Green Bay signed Masthay in January 2010 and he ended up winning a spirited battle for the Packers' punting job over Chris Bryan. But there were some early bumps. Masthay struggled with directional punting, and Coach Mike McCarthy made it clear after a Week 6 performance in a 23-20 loss to Miami that Masthay needed to improve.
The light started to come on for Masthay shortly thereafter. In a pivotal game at the New York Jets in Week 8, Masthay punted eight times for a 44-yard average in a 9-0 Green Bay win. McCarthy called it the best punting performance he'd ever been associated with, and Masthay was named NFC Special Teams Player of the Week.
Masthay's 37.6 net average for the season tied for the highest by a Packer since the NFL began keeping the statistic in 1976. He finished the season 18th in the league in net average and tied for 13th in average yards per punt (43.9).
"The production wasn't as good as it needed to be early on, but I was able to get on a roll and build some confidence," Masthay said. "I started to understand what it would take to be more productive and really focused on my placements, and a lot of it is just developing a mind-set of trying to beat the (punt) returner. (Special teams) Coach (Shawn) Slocum really changed the mind-set of the punt team, and we were able to play well the rest of the season."

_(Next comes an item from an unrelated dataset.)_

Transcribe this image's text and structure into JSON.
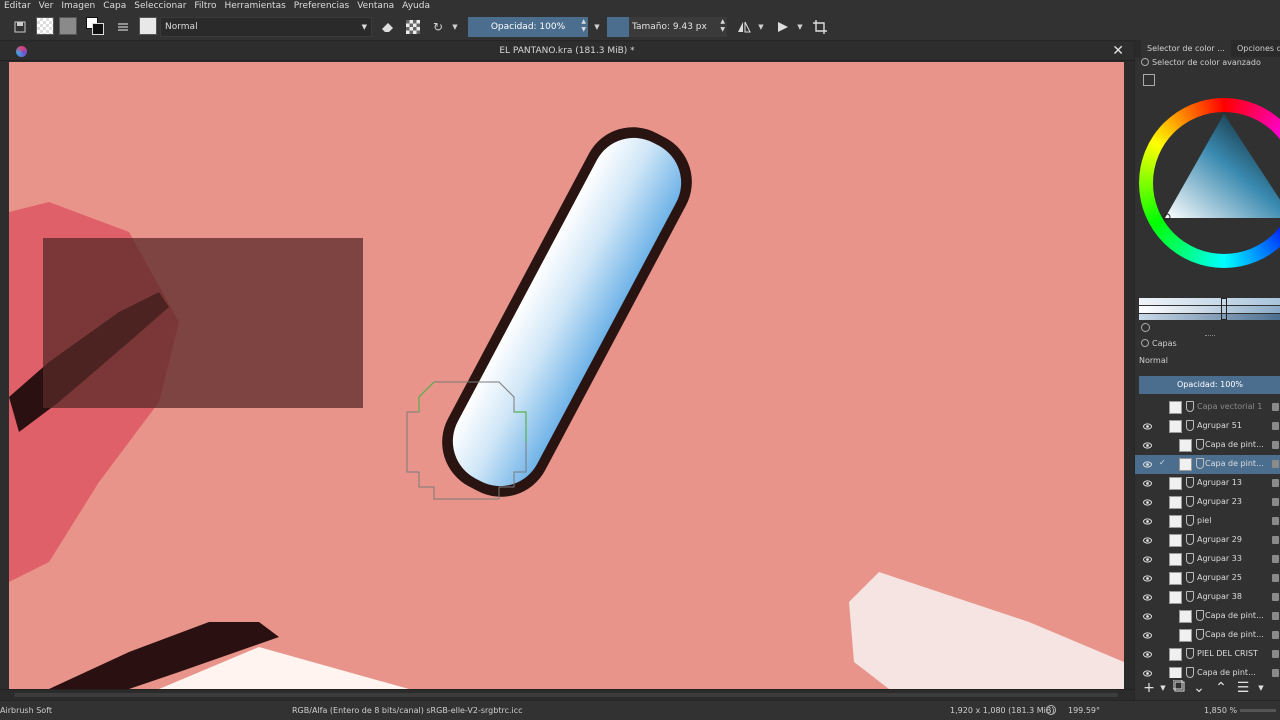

Masthay came full circle in the NFC Championship game at Chicago. In his previous trip to Soldier Field in September, Devin Hester burned Green Bay for a 62-yard punt return TD, and Masthay had to make a last-ditch tackle to keep Hester from running another one back.

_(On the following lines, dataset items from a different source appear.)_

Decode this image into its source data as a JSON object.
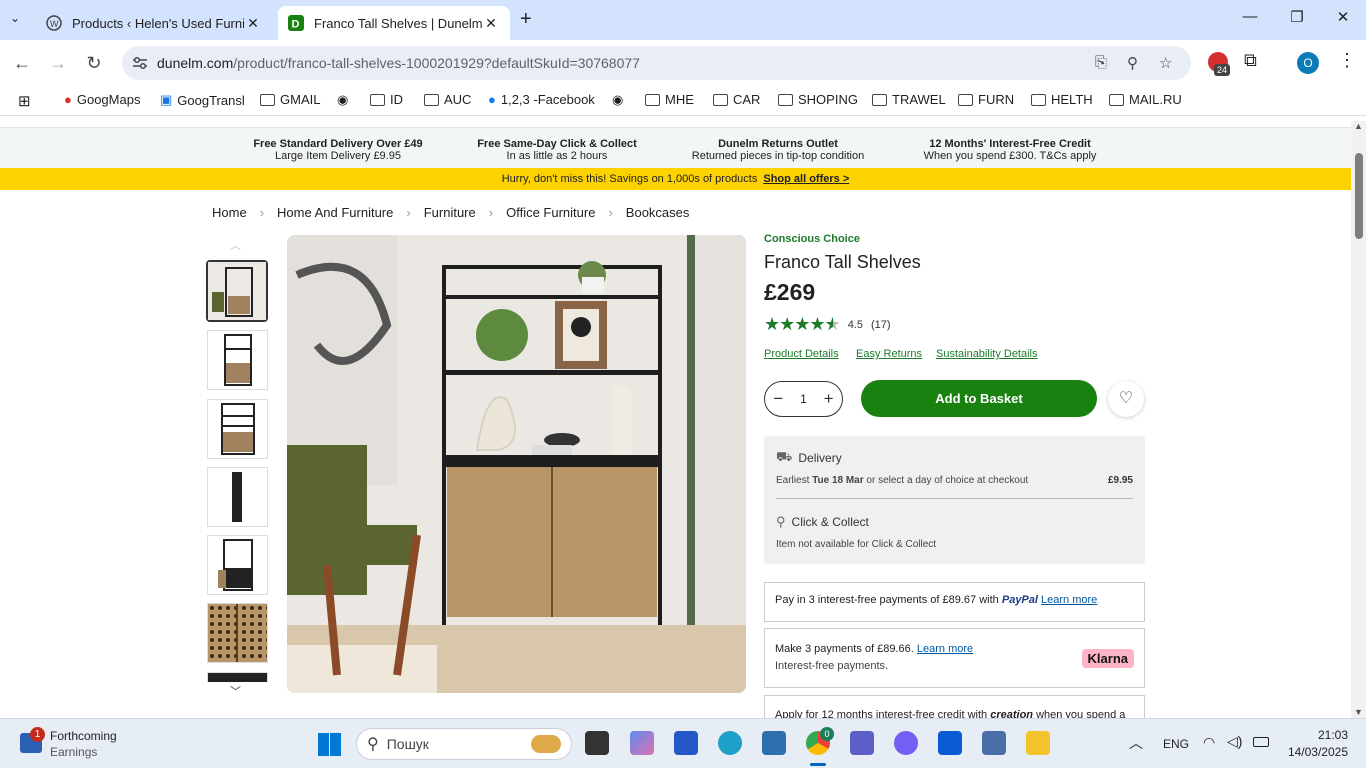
{
  "browser": {
    "tabs": [
      {
        "title": "Products ‹ Helen's Used Furnitu",
        "active": false
      },
      {
        "title": "Franco Tall Shelves | Dunelm",
        "active": true
      }
    ],
    "url_host": "dunelm.com",
    "url_path": "/product/franco-tall-shelves-1000201929?defaultSkuId=30768077",
    "extension_badge": "24",
    "profile_initial": "O",
    "bookmarks": [
      "GoogMaps",
      "GoogTransl",
      "GMAIL",
      "ID",
      "AUC",
      "1,2,3 -Facebook",
      "MHE",
      "CAR",
      "SHOPING",
      "TRAWEL",
      "FURN",
      "HELTH",
      "MAIL.RU"
    ]
  },
  "usp": [
    {
      "title": "Free Standard Delivery Over £49",
      "sub": "Large Item Delivery £9.95"
    },
    {
      "title": "Free Same-Day Click & Collect",
      "sub": "In as little as 2 hours"
    },
    {
      "title": "Dunelm Returns Outlet",
      "sub": "Returned pieces in tip-top condition"
    },
    {
      "title": "12 Months' Interest-Free Credit",
      "sub": "When you spend £300. T&Cs apply"
    }
  ],
  "promo": {
    "text": "Hurry, don't miss this! Savings on 1,000s of products",
    "link": "Shop all offers >"
  },
  "breadcrumb": [
    "Home",
    "Home And Furniture",
    "Furniture",
    "Office Furniture",
    "Bookcases"
  ],
  "product": {
    "badge": "Conscious Choice",
    "title": "Franco Tall Shelves",
    "price": "£269",
    "rating_value": "4.5",
    "rating_count": "(17)",
    "rating_stars": 4.5,
    "links": [
      "Product Details",
      "Easy Returns",
      "Sustainability Details"
    ],
    "quantity": "1",
    "add_label": "Add to Basket"
  },
  "fulfilment": {
    "delivery_title": "Delivery",
    "delivery_prefix": "Earliest",
    "delivery_date": "Tue 18 Mar",
    "delivery_suffix": "or select a day of choice at checkout",
    "delivery_price": "£9.95",
    "collect_title": "Click & Collect",
    "collect_text": "Item not available for Click & Collect"
  },
  "payments": {
    "paypal_text": "Pay in 3 interest-free payments of £89.67 with",
    "paypal_brand": "PayPal",
    "paypal_link": "Learn more",
    "klarna_text": "Make 3 payments of £89.66.",
    "klarna_link": "Learn more",
    "klarna_sub": "Interest-free payments.",
    "klarna_brand": "Klarna",
    "creation_text_a": "Apply for 12 months interest-free credit with",
    "creation_brand": "creation",
    "creation_text_b": "when you spend a"
  },
  "taskbar": {
    "notif_count": "1",
    "widget_title": "Forthcoming",
    "widget_sub": "Earnings",
    "search_placeholder": "Пошук",
    "edge_badge": "0",
    "lang": "ENG",
    "time": "21:03",
    "date": "14/03/2025"
  }
}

In January, Masthay's punting limited Hester to just 16 return yards and helped the Packers control field position in a 28-21 win.
"Facing the best returner in the game in the cold and wind on the road in the NFC Championship game, it doesn't get any more challenging than that," Masthay said. "But we were really geared up for it, and we had a great week of preparation. ... Coming through in that kind of situation is something I'll remember for the rest of my career."
Masthay has two years remaining on the reserve/future contract he signed last January. Terms of his contract aren't available, but the league's minimum salary is $320,000 per year. While contracts are not guaranteed, he's hoping that he's found a home in Green Bay, which has a nucleus led by quarterback Aaron Rodgers that could contend for Super Bowls for years to come.
"Aaron's really a good leader, a humble guy and a fun guy to be around," Masthay said. "I'm hoping I can stick around for a long time. I love playing for the Packers, and they've got a bright future."
And if Masthay keeps punting the way he did down the stretch, not only will he likely stick in Green Bay, he probably won't have to pick up too many tabs, either.